The lender’s chief executive officer told investors on Tuesday that he’s increasingly worried about the so-called FANG companies — Facebook Inc. (FB.O), Amazon.com Inc. (AMZN.O), Netflix Inc. (NFLX.O) and Google parent Alphabet Inc. (GOOGL.O) — getting into banking. The companies are already inserting themselves between the bank and its customers as people increasingly turn to the technology giants when shopping for financial services, McKay said.

“They are getting between us and the moments of truth of our customers, and currently what they do with that is they sell that insight back to us in the form of search and advertising and other perspectives, and they earn a certain amount of economic rent,” McKay said at the RBC Financial Institutions Conference in New York. The amount of money tech companies are seeking from banks “is growing,” he said.

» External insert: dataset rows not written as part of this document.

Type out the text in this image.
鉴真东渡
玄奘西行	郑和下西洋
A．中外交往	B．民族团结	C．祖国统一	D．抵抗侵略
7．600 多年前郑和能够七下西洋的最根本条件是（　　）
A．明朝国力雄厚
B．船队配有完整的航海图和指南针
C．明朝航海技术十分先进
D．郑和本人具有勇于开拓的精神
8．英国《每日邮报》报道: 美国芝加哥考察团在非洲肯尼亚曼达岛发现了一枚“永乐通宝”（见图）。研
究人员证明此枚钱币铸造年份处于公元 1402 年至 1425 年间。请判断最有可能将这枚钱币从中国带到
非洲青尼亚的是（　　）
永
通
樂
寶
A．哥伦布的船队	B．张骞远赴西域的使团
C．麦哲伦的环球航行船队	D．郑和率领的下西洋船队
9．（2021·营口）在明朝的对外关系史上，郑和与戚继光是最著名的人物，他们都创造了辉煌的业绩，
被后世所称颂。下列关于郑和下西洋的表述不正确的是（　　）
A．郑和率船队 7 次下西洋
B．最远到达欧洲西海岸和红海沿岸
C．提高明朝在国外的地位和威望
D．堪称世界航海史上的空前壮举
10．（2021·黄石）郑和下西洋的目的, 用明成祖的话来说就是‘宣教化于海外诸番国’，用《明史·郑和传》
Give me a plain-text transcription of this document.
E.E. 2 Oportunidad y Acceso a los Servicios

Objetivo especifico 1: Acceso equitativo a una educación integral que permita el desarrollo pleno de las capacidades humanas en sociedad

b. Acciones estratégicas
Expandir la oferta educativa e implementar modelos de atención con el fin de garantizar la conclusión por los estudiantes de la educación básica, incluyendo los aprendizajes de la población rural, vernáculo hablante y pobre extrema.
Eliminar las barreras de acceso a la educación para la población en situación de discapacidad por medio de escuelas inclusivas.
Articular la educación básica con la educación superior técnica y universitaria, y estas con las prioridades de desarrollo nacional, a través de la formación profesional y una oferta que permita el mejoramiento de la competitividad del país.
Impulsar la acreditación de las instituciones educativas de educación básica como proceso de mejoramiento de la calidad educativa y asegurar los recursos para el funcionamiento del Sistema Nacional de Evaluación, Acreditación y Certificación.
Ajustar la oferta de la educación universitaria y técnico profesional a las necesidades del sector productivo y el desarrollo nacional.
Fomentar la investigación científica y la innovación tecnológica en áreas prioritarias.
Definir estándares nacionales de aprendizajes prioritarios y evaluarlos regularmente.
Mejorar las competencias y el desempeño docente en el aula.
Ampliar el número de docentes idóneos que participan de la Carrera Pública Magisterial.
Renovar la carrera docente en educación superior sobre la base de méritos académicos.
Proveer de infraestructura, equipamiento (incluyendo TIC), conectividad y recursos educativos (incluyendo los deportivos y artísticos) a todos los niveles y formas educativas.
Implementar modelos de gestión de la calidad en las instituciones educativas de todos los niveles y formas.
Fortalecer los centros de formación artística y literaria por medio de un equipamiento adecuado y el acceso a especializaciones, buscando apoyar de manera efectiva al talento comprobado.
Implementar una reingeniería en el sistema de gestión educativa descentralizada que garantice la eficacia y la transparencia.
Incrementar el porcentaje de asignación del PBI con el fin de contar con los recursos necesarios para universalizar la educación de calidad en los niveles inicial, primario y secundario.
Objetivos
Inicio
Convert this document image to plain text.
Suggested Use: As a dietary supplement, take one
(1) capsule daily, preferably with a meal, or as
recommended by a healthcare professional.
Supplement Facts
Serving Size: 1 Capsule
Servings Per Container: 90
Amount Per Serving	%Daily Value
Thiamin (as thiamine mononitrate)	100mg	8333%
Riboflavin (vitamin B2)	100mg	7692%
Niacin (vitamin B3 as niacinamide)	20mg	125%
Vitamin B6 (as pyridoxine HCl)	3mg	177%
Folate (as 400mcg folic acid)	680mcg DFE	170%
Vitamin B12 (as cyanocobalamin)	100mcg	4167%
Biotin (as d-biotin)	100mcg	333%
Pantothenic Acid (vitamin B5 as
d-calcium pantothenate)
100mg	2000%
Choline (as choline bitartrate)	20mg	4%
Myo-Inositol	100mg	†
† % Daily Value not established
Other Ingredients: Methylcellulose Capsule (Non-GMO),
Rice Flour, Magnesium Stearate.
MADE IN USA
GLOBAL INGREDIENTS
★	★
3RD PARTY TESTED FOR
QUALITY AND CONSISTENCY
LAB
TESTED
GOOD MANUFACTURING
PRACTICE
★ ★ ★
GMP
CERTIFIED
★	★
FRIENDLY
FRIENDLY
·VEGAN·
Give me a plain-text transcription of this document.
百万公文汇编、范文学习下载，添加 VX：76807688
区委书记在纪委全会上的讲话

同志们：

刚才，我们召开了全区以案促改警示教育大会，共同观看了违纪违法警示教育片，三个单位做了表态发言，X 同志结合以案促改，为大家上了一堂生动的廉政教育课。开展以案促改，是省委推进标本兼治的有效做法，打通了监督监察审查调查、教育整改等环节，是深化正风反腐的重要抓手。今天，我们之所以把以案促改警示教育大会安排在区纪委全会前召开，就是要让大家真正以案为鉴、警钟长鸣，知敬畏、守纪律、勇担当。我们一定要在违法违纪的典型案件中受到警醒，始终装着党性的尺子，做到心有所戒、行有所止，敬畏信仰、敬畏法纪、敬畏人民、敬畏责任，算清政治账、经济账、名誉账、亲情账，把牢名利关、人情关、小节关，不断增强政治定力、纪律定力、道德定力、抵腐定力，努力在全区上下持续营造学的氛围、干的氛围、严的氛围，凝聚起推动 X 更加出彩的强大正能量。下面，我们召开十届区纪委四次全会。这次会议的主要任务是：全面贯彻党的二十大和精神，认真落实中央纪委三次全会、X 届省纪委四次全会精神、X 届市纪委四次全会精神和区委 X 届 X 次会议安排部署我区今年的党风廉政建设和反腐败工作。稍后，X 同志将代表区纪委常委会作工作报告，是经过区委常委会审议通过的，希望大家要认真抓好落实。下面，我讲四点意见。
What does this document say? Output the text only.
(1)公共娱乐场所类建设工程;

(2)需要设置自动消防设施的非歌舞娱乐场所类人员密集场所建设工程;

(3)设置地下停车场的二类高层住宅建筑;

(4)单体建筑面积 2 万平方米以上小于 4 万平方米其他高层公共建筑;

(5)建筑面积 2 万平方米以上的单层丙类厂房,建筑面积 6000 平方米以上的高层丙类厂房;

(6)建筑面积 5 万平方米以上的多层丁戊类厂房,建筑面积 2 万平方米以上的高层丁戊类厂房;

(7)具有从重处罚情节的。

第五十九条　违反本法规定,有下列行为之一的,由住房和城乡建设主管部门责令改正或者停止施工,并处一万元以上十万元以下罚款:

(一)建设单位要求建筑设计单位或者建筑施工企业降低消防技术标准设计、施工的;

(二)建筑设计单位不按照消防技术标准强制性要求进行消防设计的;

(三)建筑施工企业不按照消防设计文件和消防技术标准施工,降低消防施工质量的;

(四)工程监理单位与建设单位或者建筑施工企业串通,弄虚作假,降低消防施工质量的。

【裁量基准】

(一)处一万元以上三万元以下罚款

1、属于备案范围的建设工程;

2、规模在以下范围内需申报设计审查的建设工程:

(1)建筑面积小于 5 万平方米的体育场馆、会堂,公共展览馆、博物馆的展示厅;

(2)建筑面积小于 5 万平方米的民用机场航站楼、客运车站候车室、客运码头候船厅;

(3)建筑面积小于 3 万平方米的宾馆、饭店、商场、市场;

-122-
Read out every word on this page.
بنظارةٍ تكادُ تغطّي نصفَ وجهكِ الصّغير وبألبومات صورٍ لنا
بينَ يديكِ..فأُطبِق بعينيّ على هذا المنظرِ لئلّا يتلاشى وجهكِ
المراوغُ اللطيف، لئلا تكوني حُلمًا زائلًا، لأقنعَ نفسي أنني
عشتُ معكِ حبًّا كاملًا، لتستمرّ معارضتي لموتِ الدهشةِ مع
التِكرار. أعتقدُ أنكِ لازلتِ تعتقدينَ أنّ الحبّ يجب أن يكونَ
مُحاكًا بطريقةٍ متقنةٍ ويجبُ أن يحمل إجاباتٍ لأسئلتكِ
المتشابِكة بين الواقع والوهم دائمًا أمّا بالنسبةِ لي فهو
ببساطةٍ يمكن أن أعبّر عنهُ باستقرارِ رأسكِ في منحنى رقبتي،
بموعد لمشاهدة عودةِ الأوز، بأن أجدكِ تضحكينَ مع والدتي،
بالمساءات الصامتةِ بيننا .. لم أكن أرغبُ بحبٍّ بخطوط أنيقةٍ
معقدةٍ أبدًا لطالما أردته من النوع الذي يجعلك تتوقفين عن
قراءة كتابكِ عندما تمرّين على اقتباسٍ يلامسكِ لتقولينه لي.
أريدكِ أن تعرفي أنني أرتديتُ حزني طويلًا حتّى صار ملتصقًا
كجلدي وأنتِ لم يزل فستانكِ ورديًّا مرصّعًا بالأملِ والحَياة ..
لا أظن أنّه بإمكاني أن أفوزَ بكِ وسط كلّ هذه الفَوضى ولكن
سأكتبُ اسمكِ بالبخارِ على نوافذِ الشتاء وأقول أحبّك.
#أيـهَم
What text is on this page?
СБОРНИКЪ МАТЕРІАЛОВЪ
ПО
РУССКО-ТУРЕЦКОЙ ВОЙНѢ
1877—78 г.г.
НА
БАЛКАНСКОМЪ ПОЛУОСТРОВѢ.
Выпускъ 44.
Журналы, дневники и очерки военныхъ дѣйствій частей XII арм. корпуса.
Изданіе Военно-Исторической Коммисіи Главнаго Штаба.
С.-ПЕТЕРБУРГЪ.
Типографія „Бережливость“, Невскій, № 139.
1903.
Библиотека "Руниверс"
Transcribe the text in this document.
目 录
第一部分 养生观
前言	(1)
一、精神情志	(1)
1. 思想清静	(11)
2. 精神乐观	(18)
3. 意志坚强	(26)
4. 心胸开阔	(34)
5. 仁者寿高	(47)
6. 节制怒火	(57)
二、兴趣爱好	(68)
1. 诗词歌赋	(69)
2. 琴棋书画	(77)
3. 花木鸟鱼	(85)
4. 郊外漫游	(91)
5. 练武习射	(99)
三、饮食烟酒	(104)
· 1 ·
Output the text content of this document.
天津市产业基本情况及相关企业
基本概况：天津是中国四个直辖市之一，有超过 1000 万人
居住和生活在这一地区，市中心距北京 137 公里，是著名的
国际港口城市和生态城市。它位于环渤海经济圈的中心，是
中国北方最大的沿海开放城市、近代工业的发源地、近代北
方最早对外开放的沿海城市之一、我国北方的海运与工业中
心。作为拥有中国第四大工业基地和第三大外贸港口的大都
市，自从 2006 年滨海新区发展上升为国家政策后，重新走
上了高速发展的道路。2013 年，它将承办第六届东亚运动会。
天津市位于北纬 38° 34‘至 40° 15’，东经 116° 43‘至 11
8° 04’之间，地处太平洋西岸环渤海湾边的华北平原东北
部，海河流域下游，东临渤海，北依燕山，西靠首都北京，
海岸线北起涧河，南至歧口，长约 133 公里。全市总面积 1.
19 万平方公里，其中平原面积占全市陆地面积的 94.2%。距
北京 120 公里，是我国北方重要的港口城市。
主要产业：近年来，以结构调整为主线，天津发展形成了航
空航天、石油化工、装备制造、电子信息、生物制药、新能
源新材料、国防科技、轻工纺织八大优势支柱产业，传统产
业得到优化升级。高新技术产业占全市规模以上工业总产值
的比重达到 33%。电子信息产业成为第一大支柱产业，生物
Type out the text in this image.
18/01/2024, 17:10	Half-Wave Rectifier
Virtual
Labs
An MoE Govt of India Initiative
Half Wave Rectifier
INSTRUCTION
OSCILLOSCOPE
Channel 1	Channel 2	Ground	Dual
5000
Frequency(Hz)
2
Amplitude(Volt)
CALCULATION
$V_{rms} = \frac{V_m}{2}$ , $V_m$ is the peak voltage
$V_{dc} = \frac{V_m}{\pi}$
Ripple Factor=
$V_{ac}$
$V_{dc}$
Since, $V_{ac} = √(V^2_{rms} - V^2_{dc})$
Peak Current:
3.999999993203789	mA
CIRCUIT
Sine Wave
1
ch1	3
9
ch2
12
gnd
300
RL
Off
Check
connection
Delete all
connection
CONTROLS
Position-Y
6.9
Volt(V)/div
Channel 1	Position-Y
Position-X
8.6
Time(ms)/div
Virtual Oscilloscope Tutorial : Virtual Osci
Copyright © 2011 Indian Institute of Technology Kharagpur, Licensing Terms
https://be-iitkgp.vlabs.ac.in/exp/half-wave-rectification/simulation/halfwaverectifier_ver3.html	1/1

The finance industry has become increasingly concerned that major tech companies might try to sideline banks by handling more of their customers’ payments, offering loans or accepting deposits — even if those services open them up to more regulation. McKay said his goal is to build out services that allow Royal Bank to be a bigger part of a customer’s life before they have to make a financial choice.

“I do get calls from the FANGs after I do these events,” McKay said. “Moving higher up in the funnel of decision-making and life moments before the financing decision or before the banking decision is mission-critical in us taking control in that journey and not being beholden to somebody else’s platform.”